Nous avons bataillé pour arriver à la seconde option :

  • Achat du terrain 100% à crédit en 2009, avec un prêt sur 12 ans et un remboursement de capital dès le premier mois.
  • Utiliser notre apport pour les premières échéances de la maison et diminuer les intérêts intercalaires.

 

Les banques n’aiment pas (elles y gagnent moins), mais on a tout à fait le droit de faire ça. Le gain est très important :

  • 6 500 € d’intérêts intercalaires économisés
  • 6 000 € d’intérêts d’épargnes gagnés en laissant notre argent placé entre l’achat du terrain et la construction de la maison.

 

 

Négocier tout !

 

Le taux ! On y pense tous, d’ailleurs, on ne pense qu’à ça. Sauf que les banques se font une telle concurrence là dessus, qu’il n’y a pas grand chose à négocier (même s’il faut évidemment le faire). Les « à côté » par contre peuvent être juteux :

  • Assurance : c’est le cœur de la négociation. Les banques proposent de base des prix exorbitants, alors qu’en prenant une délégation, on peut faire beaucoup mieux.
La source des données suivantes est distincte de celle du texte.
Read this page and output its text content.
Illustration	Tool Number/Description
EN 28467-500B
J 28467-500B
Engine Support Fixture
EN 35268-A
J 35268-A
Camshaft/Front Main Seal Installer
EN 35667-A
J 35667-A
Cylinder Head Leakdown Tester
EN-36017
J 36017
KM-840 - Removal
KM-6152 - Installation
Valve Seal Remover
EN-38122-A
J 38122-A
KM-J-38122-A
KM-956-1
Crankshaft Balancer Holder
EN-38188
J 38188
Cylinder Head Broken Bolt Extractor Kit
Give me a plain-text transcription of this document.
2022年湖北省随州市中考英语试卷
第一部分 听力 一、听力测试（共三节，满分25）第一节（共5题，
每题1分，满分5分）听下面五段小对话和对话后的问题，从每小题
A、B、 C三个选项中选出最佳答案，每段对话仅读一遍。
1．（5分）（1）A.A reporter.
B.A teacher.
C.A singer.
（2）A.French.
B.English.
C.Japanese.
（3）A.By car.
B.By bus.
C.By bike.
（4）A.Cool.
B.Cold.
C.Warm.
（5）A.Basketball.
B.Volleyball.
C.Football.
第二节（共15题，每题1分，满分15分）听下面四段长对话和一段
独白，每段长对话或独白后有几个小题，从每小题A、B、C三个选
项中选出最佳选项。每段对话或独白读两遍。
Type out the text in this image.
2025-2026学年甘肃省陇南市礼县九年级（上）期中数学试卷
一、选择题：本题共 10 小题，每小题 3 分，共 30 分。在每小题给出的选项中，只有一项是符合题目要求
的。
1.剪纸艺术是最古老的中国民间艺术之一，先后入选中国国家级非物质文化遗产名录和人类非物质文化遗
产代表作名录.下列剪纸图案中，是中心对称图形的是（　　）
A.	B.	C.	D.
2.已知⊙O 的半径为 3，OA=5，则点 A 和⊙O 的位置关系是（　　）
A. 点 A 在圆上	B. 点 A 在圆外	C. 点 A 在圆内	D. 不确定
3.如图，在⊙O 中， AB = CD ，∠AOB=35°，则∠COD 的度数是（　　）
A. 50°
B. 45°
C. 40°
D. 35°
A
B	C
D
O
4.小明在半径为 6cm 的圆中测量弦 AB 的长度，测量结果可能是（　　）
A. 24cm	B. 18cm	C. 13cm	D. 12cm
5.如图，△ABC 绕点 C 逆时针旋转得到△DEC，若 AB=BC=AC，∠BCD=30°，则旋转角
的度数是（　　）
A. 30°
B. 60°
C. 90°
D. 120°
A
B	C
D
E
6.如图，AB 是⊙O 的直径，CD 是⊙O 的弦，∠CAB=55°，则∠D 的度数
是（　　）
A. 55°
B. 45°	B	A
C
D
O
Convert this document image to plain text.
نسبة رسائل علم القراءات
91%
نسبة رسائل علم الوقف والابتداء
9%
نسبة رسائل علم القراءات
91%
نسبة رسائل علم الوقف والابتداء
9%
Pour notre cas, plus de 15 000 €.
  • Frais bancaires : pas besoin de passer par quatre chemin, on peut les ramener à… 0€. La banque gagne déjà sur les intérêts, pourquoi vous fait-elle payer des frais en plus ?
  • Caution : certaines cautions sont partiellement remboursables à la fin du prêt, il faut y penser.

 

Au final, nous avons gagné près de 50 000 € entre la première porte qu’on a poussé et la signature de notre prêt.

 

Renégocier !

 

C’est un second temps du financement, mais, les taux ont chuté entre 2009 et 2013. Nous avons donc repris notre bâton de pèlerin pour se recaler sur des taux beaucoup plus intéressant. Bilan, encore 30 000 € de gagné.

 

80 000 € d’économie, rien que sur les banques, c’est tout de même assez appréciable lorsqu’on est juste pour financer le projet.

 

Les aides n’existaient pas… ou presque (c’est toujours le cas)

 

Avec les publicités à la radio, on croit souvent que la construction de bâtiments basse consommation est massivement subventionnée… C’est faux ! Il y a des aides à la rénovation, pas à la construction.

 

Déduire les intérêts de l’emprunt

 

Lorsque nous avons fait construire, nous étions dans la période où les intérêts de l’emprunt pour les primo accédants étaient déductibles des impôts et il y avait alors un coup de pouce donné pour les maison labellisées BBC.

 

Normalement, le crédit d’impôt était de 40% la première année et de 20% les 4 années suivantes. Pour notre maison, nous avions 40 % de déduction des intérêts sur 7 ans. Le gain global est de 11 000 € (nous n’avons pas encore bénéficié de la totalité de la somme, mais cela fait 5 ans que nous ne payons plus d’impôts sur le revenus grâce à ce dispositif).

 

Cuve eau de pluie maison passiveLa difficulté a été principalement d‘obtenir la labellisation BBC, car la maison passive, même si elle consomme moins qu’une maison BBC ne remplit pas de manière immédiate tous les critères du Label BBC de l’époque. Il a fallu batailler un peu pour obtenir le Label.

 

Bénéficier du crédit d’impôt sur certains équipement

 

En 2010, certains équipements bénéficiaient du Crédit d’Impôt Développement Durable (CIDD) même sur des construction neuves. Nous avons pu bénéficier de :

  • 50% de CIDD sur le matériel pour notre chauffe eau solaire.
  • 25% de CIDD sur le matériel pour notre récupération d’eau de pluie.

 

A cela, s’ajoutait une aide de la région Haute Normandie de 1500 € sur la mise en place de notre chauffe eau solaire.

 

Le PREBAT : une bouffée d’air bien venue

 

Nous y reviendrons dans un prochain article, notre maison a été lauréate du concours PREBAT en région Haute Normandie. Ce n’est pas une aide, mais la récompense d’un concours pour lequel nous avions beaucoup travaillé. Par ailleurs, être lauréat de ce concours donne des droit et des devoirs (essentiellement de représentation).

 

Néanmoins, vu de notre portefeuille, l’aide PREBAT a été la bien venue : 40% du surcoût soit 35 000 €. Elle nous a permis de nous offrir le second œuvre à l’étage.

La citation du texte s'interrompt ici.